Tell me who you are
I'll tell you who you hang with

[Are you an Early Adopter, a Innovator, a Laggard or a Luddite?]

An Early Adopter is a person who embraces new technology or new ideas before most other people do. Early adopters tend to buy or try out new stuff, and new versions of existing ways of life, sooner than most of their peers. According to a theory called Diffusion of Innovations (DoI) formulated by Everett Rogers, Early Adopters make up 13.5 percent of the population.

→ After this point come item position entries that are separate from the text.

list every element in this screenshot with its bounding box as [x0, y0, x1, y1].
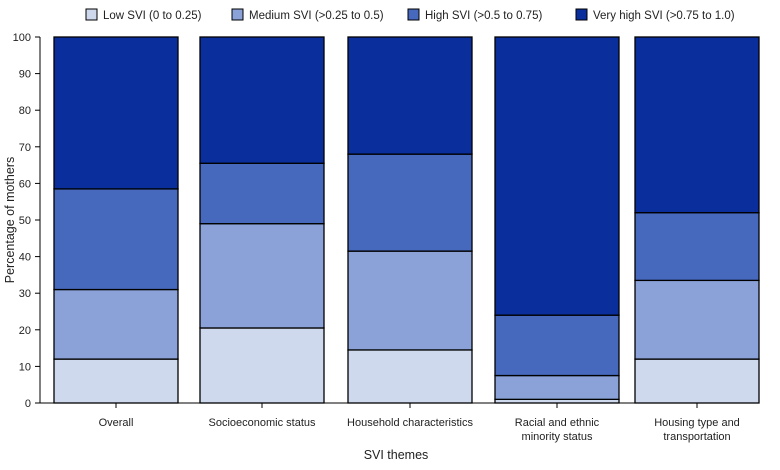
y-tick-label: 90 — [19, 69, 31, 81]
x-tick-label: transportation — [663, 431, 730, 443]
bar-segment-0-1 — [53, 288, 179, 360]
x-tick-label: Household characteristics — [347, 417, 473, 429]
bar-segment-1-2 — [199, 162, 325, 225]
x-tick-label: Housing type and — [654, 417, 740, 429]
bar-segment-0-0 — [53, 358, 179, 404]
y-tick-label: 0 — [25, 398, 31, 410]
bar-segment-1-0 — [199, 327, 325, 404]
bar-segment-1-3 — [199, 36, 325, 164]
bar-segment-2-0 — [347, 349, 473, 404]
y-tick-label: 20 — [19, 325, 31, 337]
legend-swatch — [231, 8, 244, 21]
bar-segment-4-3 — [634, 36, 760, 214]
bar-segment-2-2 — [347, 153, 473, 252]
y-tick-label: 40 — [19, 252, 31, 264]
x-tick-label: Overall — [99, 417, 134, 429]
bar-segment-0-3 — [53, 36, 179, 190]
x-tick-label: minority status — [522, 431, 593, 443]
bar-segment-3-2 — [494, 314, 620, 377]
bar-segment-3-1 — [494, 374, 620, 400]
y-tick-label: 70 — [19, 142, 31, 154]
x-ticks: Overall Socioeconomic status Household cha… — [99, 403, 740, 443]
legend-swatch — [575, 8, 588, 21]
bars — [53, 36, 760, 404]
y-axis-title: Percentage of mothers — [3, 157, 17, 283]
bar-segment-4-1 — [634, 279, 760, 360]
legend-swatch — [407, 8, 420, 21]
bar-segment-4-0 — [634, 358, 760, 404]
x-tick-label: Racial and ethnic — [515, 417, 600, 429]
y-tick-label: 50 — [19, 215, 31, 227]
x-axis-title: SVI themes — [364, 448, 429, 462]
x-tick-label: Socioeconomic status — [209, 417, 316, 429]
legend-label: Medium SVI (>0.25 to 0.5) — [249, 10, 384, 22]
y-tick-label: 80 — [19, 105, 31, 117]
bar-segment-2-1 — [347, 250, 473, 351]
bar-segment-0-2 — [53, 188, 179, 291]
legend-swatch — [85, 8, 98, 21]
legend: Low SVI (0 to 0.25) Medium SVI (>0.25 to … — [85, 8, 735, 22]
y-ticks: 0 10 20 30 40 50 60 70 80 90 100 — [13, 32, 40, 410]
y-tick-label: 30 — [19, 288, 31, 300]
y-tick-label: 60 — [19, 178, 31, 190]
bar-segment-2-3 — [347, 36, 473, 155]
bar-segment-4-2 — [634, 212, 760, 282]
legend-label: Low SVI (0 to 0.25) — [103, 10, 202, 22]
y-tick-label: 100 — [13, 32, 31, 44]
legend-label: High SVI (>0.5 to 0.75) — [425, 10, 542, 22]
bar-segment-3-3 — [494, 36, 620, 316]
legend-label: Very high SVI (>0.75 to 1.0) — [593, 10, 735, 22]
y-tick-label: 10 — [19, 361, 31, 373]
bar-segment-1-1 — [199, 223, 325, 329]
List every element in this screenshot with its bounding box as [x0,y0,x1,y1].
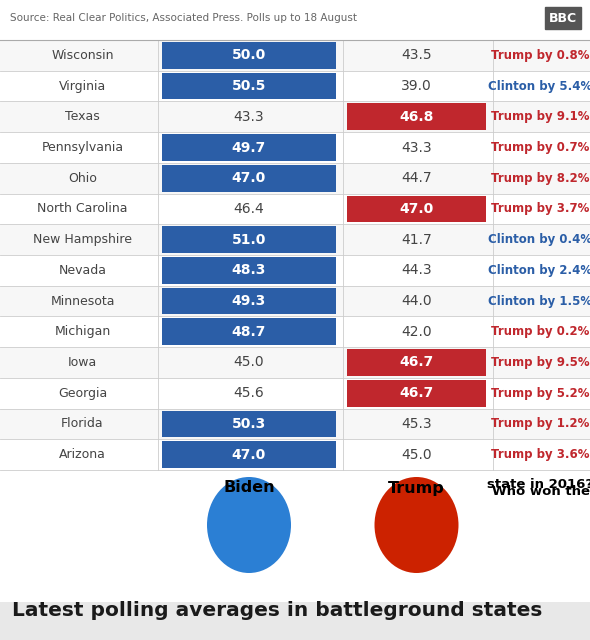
Text: Nevada: Nevada [58,264,107,277]
Text: Arizona: Arizona [59,448,106,461]
Text: state in 2016?: state in 2016? [487,478,590,491]
Text: 44.0: 44.0 [401,294,432,308]
FancyBboxPatch shape [0,285,590,316]
FancyBboxPatch shape [347,104,486,130]
Text: BBC: BBC [549,12,577,24]
Text: Trump: Trump [388,481,445,495]
FancyBboxPatch shape [0,224,590,255]
FancyBboxPatch shape [162,288,336,314]
Text: 48.7: 48.7 [232,324,266,339]
Text: Trump by 1.2%: Trump by 1.2% [491,417,589,431]
Ellipse shape [207,477,291,573]
Ellipse shape [375,477,458,573]
FancyBboxPatch shape [0,602,590,640]
Text: Trump by 0.2%: Trump by 0.2% [491,325,589,339]
FancyBboxPatch shape [347,196,486,222]
Text: 47.0: 47.0 [232,447,266,461]
Text: Clinton by 2.4%: Clinton by 2.4% [489,264,590,277]
FancyBboxPatch shape [162,442,336,468]
Text: 50.5: 50.5 [232,79,266,93]
Text: Ohio: Ohio [68,172,97,185]
Text: 45.3: 45.3 [401,417,432,431]
FancyBboxPatch shape [0,101,590,132]
FancyBboxPatch shape [347,380,486,406]
Text: Clinton by 5.4%: Clinton by 5.4% [489,79,590,93]
Text: Iowa: Iowa [68,356,97,369]
Text: Pennsylvania: Pennsylvania [41,141,123,154]
Text: 39.0: 39.0 [401,79,432,93]
Text: 45.0: 45.0 [401,447,432,461]
Text: 48.3: 48.3 [232,263,266,277]
Text: Trump by 5.2%: Trump by 5.2% [491,387,590,400]
FancyBboxPatch shape [162,411,336,437]
Text: Who won the: Who won the [491,485,589,498]
Text: 45.6: 45.6 [234,386,264,400]
Text: 44.3: 44.3 [401,263,432,277]
Text: 46.7: 46.7 [399,355,434,369]
Text: Michigan: Michigan [54,325,111,339]
FancyBboxPatch shape [162,134,336,161]
Text: North Carolina: North Carolina [37,202,128,216]
Text: Clinton by 1.5%: Clinton by 1.5% [489,294,590,308]
Text: Georgia: Georgia [58,387,107,400]
Text: 46.4: 46.4 [234,202,264,216]
Text: Trump by 8.2%: Trump by 8.2% [491,172,590,185]
Text: Trump by 3.7%: Trump by 3.7% [491,202,589,216]
Text: 45.0: 45.0 [234,355,264,369]
Text: Florida: Florida [61,417,104,431]
Text: 44.7: 44.7 [401,172,432,185]
Text: Latest polling averages in battleground states: Latest polling averages in battleground … [12,600,542,620]
FancyBboxPatch shape [162,257,336,284]
Text: 50.3: 50.3 [232,417,266,431]
Text: 46.8: 46.8 [399,110,434,124]
Text: 42.0: 42.0 [401,324,432,339]
Text: Trump by 9.5%: Trump by 9.5% [491,356,590,369]
Text: Biden: Biden [223,481,275,495]
Text: Virginia: Virginia [59,79,106,93]
Text: Trump by 3.6%: Trump by 3.6% [491,448,590,461]
Text: Trump by 0.7%: Trump by 0.7% [491,141,589,154]
Text: 49.7: 49.7 [232,141,266,154]
Text: 41.7: 41.7 [401,233,432,246]
Text: 49.3: 49.3 [232,294,266,308]
Text: 43.3: 43.3 [234,110,264,124]
Text: Clinton by 0.4%: Clinton by 0.4% [489,233,590,246]
Text: New Hampshire: New Hampshire [33,233,132,246]
FancyBboxPatch shape [347,349,486,376]
Text: Trump by 9.1%: Trump by 9.1% [491,110,590,124]
Text: 47.0: 47.0 [399,202,434,216]
Text: Trump by 0.8%: Trump by 0.8% [491,49,590,62]
Text: Wisconsin: Wisconsin [51,49,114,62]
FancyBboxPatch shape [162,73,336,99]
Text: 47.0: 47.0 [232,172,266,185]
Text: 51.0: 51.0 [232,233,266,246]
FancyBboxPatch shape [0,347,590,378]
Text: 46.7: 46.7 [399,386,434,400]
FancyBboxPatch shape [0,408,590,439]
Text: 50.0: 50.0 [232,49,266,62]
FancyBboxPatch shape [162,42,336,68]
FancyBboxPatch shape [162,227,336,253]
Text: Minnesota: Minnesota [50,294,114,308]
Text: 43.3: 43.3 [401,141,432,154]
FancyBboxPatch shape [162,319,336,345]
FancyBboxPatch shape [0,163,590,193]
Text: Texas: Texas [65,110,100,124]
Text: 43.5: 43.5 [401,49,432,62]
FancyBboxPatch shape [162,165,336,191]
Text: Source: Real Clear Politics, Associated Press. Polls up to 18 August: Source: Real Clear Politics, Associated … [10,13,357,23]
FancyBboxPatch shape [0,40,590,70]
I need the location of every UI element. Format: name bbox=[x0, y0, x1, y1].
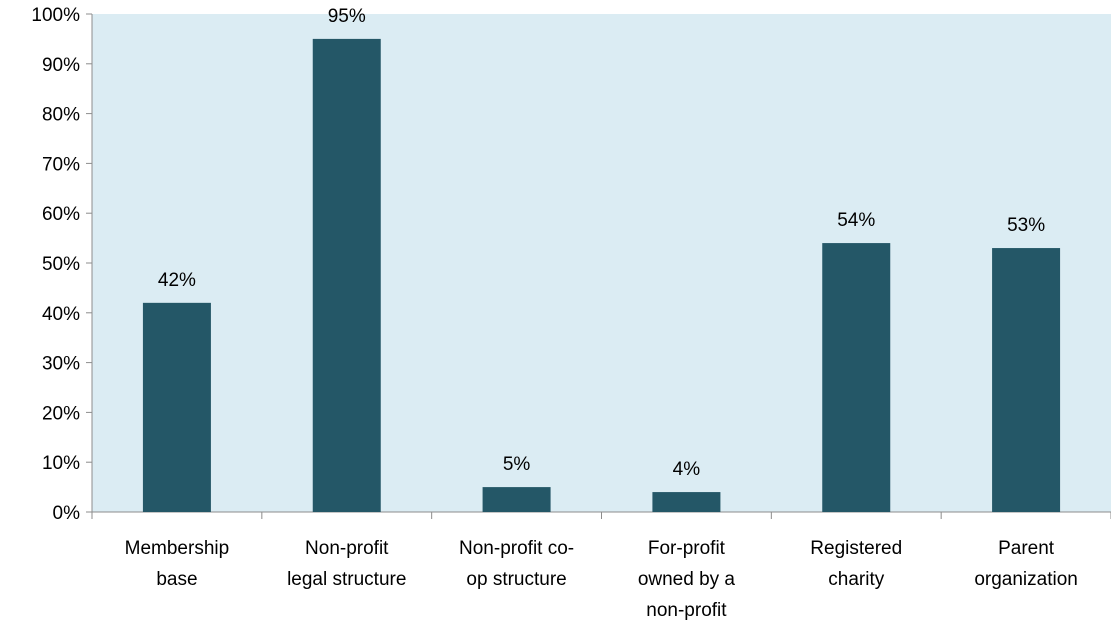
bar-value-label: 54% bbox=[837, 210, 875, 231]
y-axis: 0% 10% 20% 30% 40% 50% 60% 70% 80% 90% 100% bbox=[31, 5, 93, 524]
x-tick-label: For-profit owned by a non-profit bbox=[638, 538, 736, 621]
bar bbox=[822, 243, 891, 512]
y-tick-label: 90% bbox=[42, 55, 80, 76]
bar bbox=[482, 487, 551, 512]
y-tick-label: 0% bbox=[53, 503, 81, 524]
x-axis: Membership base Non-profit legal structure N… bbox=[91, 511, 1111, 621]
data-labels: 42% 95% 5% 4% 54% 53% bbox=[158, 6, 1045, 480]
x-tick-label: Registered charity bbox=[810, 538, 902, 590]
x-tick-label: Non-profit co-op structure bbox=[459, 538, 574, 590]
y-tick-label: 70% bbox=[42, 154, 80, 175]
y-tick-label: 100% bbox=[31, 5, 80, 26]
x-tick-label: Non-profit legal structure bbox=[287, 538, 406, 590]
x-tick-label: Membership base bbox=[125, 538, 230, 590]
bar-value-label: 5% bbox=[503, 454, 531, 475]
y-tick-label: 50% bbox=[42, 254, 80, 275]
y-tick-label: 40% bbox=[42, 304, 80, 325]
bar-value-label: 4% bbox=[673, 459, 701, 480]
bar-value-label: 95% bbox=[328, 6, 366, 27]
y-tick-label: 20% bbox=[42, 403, 80, 424]
y-tick-label: 80% bbox=[42, 105, 80, 126]
bars bbox=[142, 38, 1061, 513]
bar bbox=[312, 38, 381, 513]
bar-value-label: 53% bbox=[1007, 215, 1045, 236]
bar bbox=[142, 302, 211, 512]
y-tick-label: 30% bbox=[42, 354, 80, 375]
x-tick-label: Parent organization bbox=[974, 538, 1078, 590]
bar-value-label: 42% bbox=[158, 270, 196, 291]
y-tick-label: 60% bbox=[42, 204, 80, 225]
plot-area bbox=[92, 14, 1111, 512]
bar bbox=[652, 492, 721, 512]
y-tick-label: 10% bbox=[42, 453, 80, 474]
bar bbox=[992, 248, 1061, 512]
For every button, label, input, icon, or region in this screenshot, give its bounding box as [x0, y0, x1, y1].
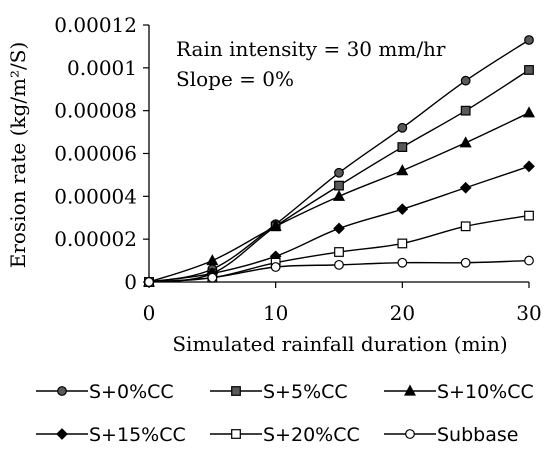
data-point [459, 136, 472, 148]
y-tick-label: 0.00008 [54, 99, 137, 123]
x-tick-label: 20 [390, 301, 415, 325]
legend-marker [405, 429, 415, 439]
legend-item: S+0%CC [36, 381, 174, 403]
x-ticks: 0 10 20 30 [143, 282, 542, 325]
y-tick-label: 0.0001 [67, 56, 137, 80]
data-point [207, 272, 218, 283]
legend: S+0%CC S+5%CC S+10%CC S+15%CC S+20%CC Subbase [36, 381, 534, 446]
x-axis-title: Simulated rainfall duration (min) [172, 332, 507, 356]
legend-marker [231, 429, 241, 439]
legend-marker [56, 428, 68, 440]
data-point [396, 203, 409, 216]
data-point [524, 65, 534, 75]
data-point [460, 221, 471, 232]
data-point [459, 181, 472, 194]
data-point [460, 257, 471, 268]
y-tick-label: 0.00002 [54, 227, 137, 251]
data-point [460, 75, 471, 86]
data-point [332, 189, 346, 201]
data-point [269, 219, 282, 231]
legend-item: S+5%CC [210, 381, 348, 403]
data-point [460, 105, 471, 116]
data-point [524, 35, 534, 45]
data-point [144, 277, 154, 287]
legend-item: S+15%CC [36, 424, 186, 446]
legend-label: S+5%CC [263, 381, 348, 403]
data-point [524, 255, 534, 266]
data-point [524, 210, 534, 221]
data-point [270, 262, 281, 272]
legend-item: S+20%CC [210, 424, 360, 446]
y-tick-label: 0.00006 [54, 142, 137, 166]
series-subbase [144, 255, 534, 287]
data-point [334, 247, 344, 257]
data-point [397, 257, 408, 268]
legend-label: S+20%CC [263, 424, 360, 446]
data-point [397, 122, 408, 133]
legend-marker [57, 386, 67, 396]
data-point [334, 167, 344, 178]
data-point [333, 222, 345, 235]
legend-marker [231, 386, 241, 396]
series-group [142, 35, 536, 288]
data-point [397, 142, 408, 152]
data-point [206, 254, 219, 266]
y-ticks: 0 0.00002 0.00004 0.00006 0.00008 0.0001 0.000… [54, 13, 149, 294]
x-tick-label: 10 [263, 301, 288, 325]
legend-label: S+15%CC [89, 424, 186, 446]
x-tick-label: 0 [143, 301, 156, 325]
data-point [396, 164, 409, 176]
data-point [334, 180, 344, 191]
data-point [523, 160, 535, 173]
legend-item: Subbase [384, 424, 518, 446]
legend-label: S+10%CC [437, 381, 534, 403]
y-tick-label: 0.00004 [54, 184, 137, 208]
legend-item: S+10%CC [384, 381, 534, 403]
data-point [522, 106, 536, 118]
axes [148, 25, 529, 283]
legend-label: S+0%CC [89, 381, 174, 403]
legend-label: Subbase [437, 424, 518, 446]
annotation-rain-intensity: Rain intensity = 30 mm/hr [176, 37, 446, 61]
y-tick-label: 0 [124, 270, 137, 294]
legend-marker [403, 384, 417, 396]
series-s-10-cc [142, 106, 536, 287]
annotation-slope: Slope = 0% [176, 67, 294, 91]
x-tick-label: 30 [516, 301, 541, 325]
data-point [334, 259, 344, 270]
y-tick-label: 0.00012 [54, 13, 137, 37]
y-axis-title: Erosion rate (kg/m²/S) [6, 42, 30, 269]
data-point [397, 238, 408, 249]
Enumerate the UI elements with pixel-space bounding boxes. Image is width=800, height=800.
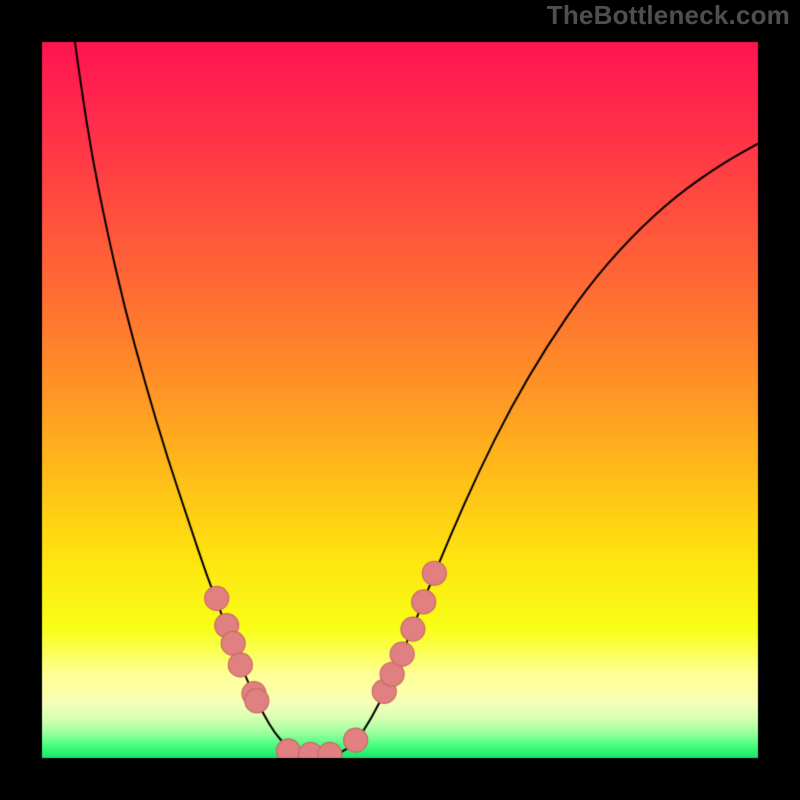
stage: TheBottleneck.com bbox=[0, 0, 800, 800]
chart-canvas bbox=[0, 0, 800, 800]
watermark-text: TheBottleneck.com bbox=[547, 0, 790, 31]
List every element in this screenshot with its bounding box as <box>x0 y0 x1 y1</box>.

Early Adopters, while eager to explore new options in technology and in other subjects of life, are not the most daring, and are not especially prone to taking risks. That role, according to Rogers, is played by a small minority of people called Innovators. Only one person in 40 is of this type. They are the people most likely to conceive and develop new methodologies and technologies, and who often end up running large corporations or founding new ones.

Early Adopters and Innovators have counterparts, known as Laggards and Luddites, at the opposite end of the human spectrum. Laggards are slow or reluctant to embrace new technology because of disinterest or financial constraints. Luddites actively fear or loathe new technology and new experiences, especially those forms they believe threaten existing jobs. Luddites have mechanical jobs for life, they don't use their creativity and most of them watch TV and hardly read a book.